If you only think about robots, you miss the important part

When people imagine AI entering the physical world, they often jump straight to robots. AI gets a body, walks, grabs, moves, drives, and replaces human motion.

That path matters. But if you only look at robots, you miss the important part. The physical world already has a body in it. The human body.

There is a more immediate path in between: people use AI through wearable devices.

Glasses, earbuds, cameras, microphones, location sensors, motion sensors, temperature and pressure data, and equipment data connect to AI. AI sees and hears alongside the person. It knows where the person is, what they are looking at, and how the current scene differs from past records.

Then the human moves. They operate equipment, meet customers, check samples, adjust spaces, and make decisions. AI records, compares, and suggests the next move from the side.

This is not the same story as robots replacing humans. It is the story of the human body becoming the interface for AI.

AI has not deeply entered field work yet

So the question “Which company has made money with AI?” is only half right.

It is true that many companies still have not shown large profit gains.
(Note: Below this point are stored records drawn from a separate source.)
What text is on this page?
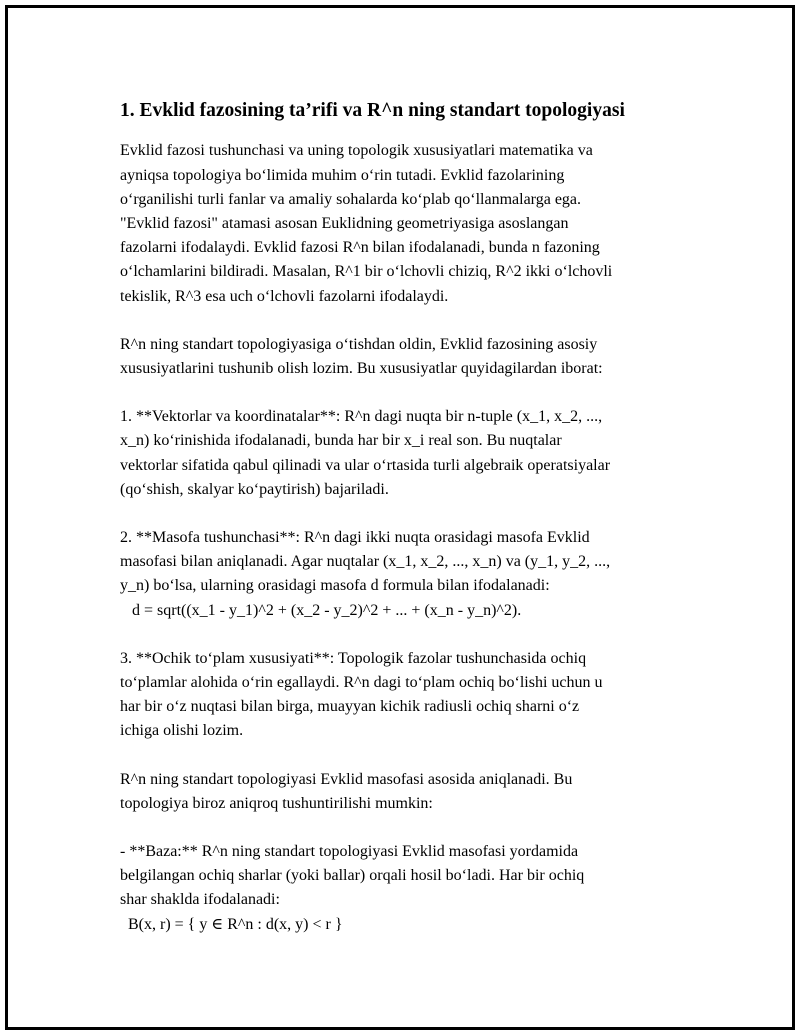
1. Evklid fazosining ta’rifi va R^n ning standart topologiyasi

Evklid fazosi tushunchasi va uning topologik xususiyatlari matematika va
ayniqsa topologiya bo‘limida muhim o‘rin tutadi. Evklid fazolarining
o‘rganilishi turli fanlar va amaliy sohalarda ko‘plab qo‘llanmalarga ega.
"Evklid fazosi" atamasi asosan Euklidning geometriyasiga asoslangan
fazolarni ifodalaydi. Evklid fazosi R^n bilan ifodalanadi, bunda n fazoning
o‘lchamlarini bildiradi. Masalan, R^1 bir o‘lchovli chiziq, R^2 ikki o‘lchovli
tekislik, R^3 esa uch o‘lchovli fazolarni ifodalaydi.

R^n ning standart topologiyasiga o‘tishdan oldin, Evklid fazosining asosiy
xususiyatlarini tushunib olish lozim. Bu xususiyatlar quyidagilardan iborat:

1. **Vektorlar va koordinatalar**: R^n dagi nuqta bir n-tuple (x_1, x_2, ...,
x_n) ko‘rinishida ifodalanadi, bunda har bir x_i real son. Bu nuqtalar
vektorlar sifatida qabul qilinadi va ular o‘rtasida turli algebraik operatsiyalar
(qo‘shish, skalyar ko‘paytirish) bajariladi.

2. **Masofa tushunchasi**: R^n dagi ikki nuqta orasidagi masofa Evklid
masofasi bilan aniqlanadi. Agar nuqtalar (x_1, x_2, ..., x_n) va (y_1, y_2, ...,
y_n) bo‘lsa, ularning orasidagi masofa d formula bilan ifodalanadi:
d = sqrt((x_1 - y_1)^2 + (x_2 - y_2)^2 + ... + (x_n - y_n)^2).

3. **Ochik to‘plam xususiyati**: Topologik fazolar tushunchasida ochiq
to‘plamlar alohida o‘rin egallaydi. R^n dagi to‘plam ochiq bo‘lishi uchun u
har bir o‘z nuqtasi bilan birga, muayyan kichik radiusli ochiq sharni o‘z
ichiga olishi lozim.

R^n ning standart topologiyasi Evklid masofasi asosida aniqlanadi. Bu
topologiya biroz aniqroq tushuntirilishi mumkin:

- **Baza:** R^n ning standart topologiyasi Evklid masofasi yordamida
belgilangan ochiq sharlar (yoki ballar) orqali hosil bo‘ladi. Har bir ochiq
shar shaklda ifodalanadi:
B(x, r) = { y ∈ R^n : d(x, y) < r }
But it is too early to say AI has already revealed its limit. In many places, AI is still used first for computer-based work: documents, code, tables, images, search.

The real change begins when AI enters the field. Can a person use AI only when sitting at a computer? Or can they call it up while wearing it at the site? Even further, how well can they transmit what they sense in that moment into AI?

That difference will shape the next productivity gap.

While AI remains a tool used in front of a computer, the contest looks similar. Everyone types into the same window and receives similar answers.

The gap opens when AI becomes a tool people can use directly in the field. When people use wearable AI devices to see, judge, and act more effectively, the meaning of “making money with AI” changes too.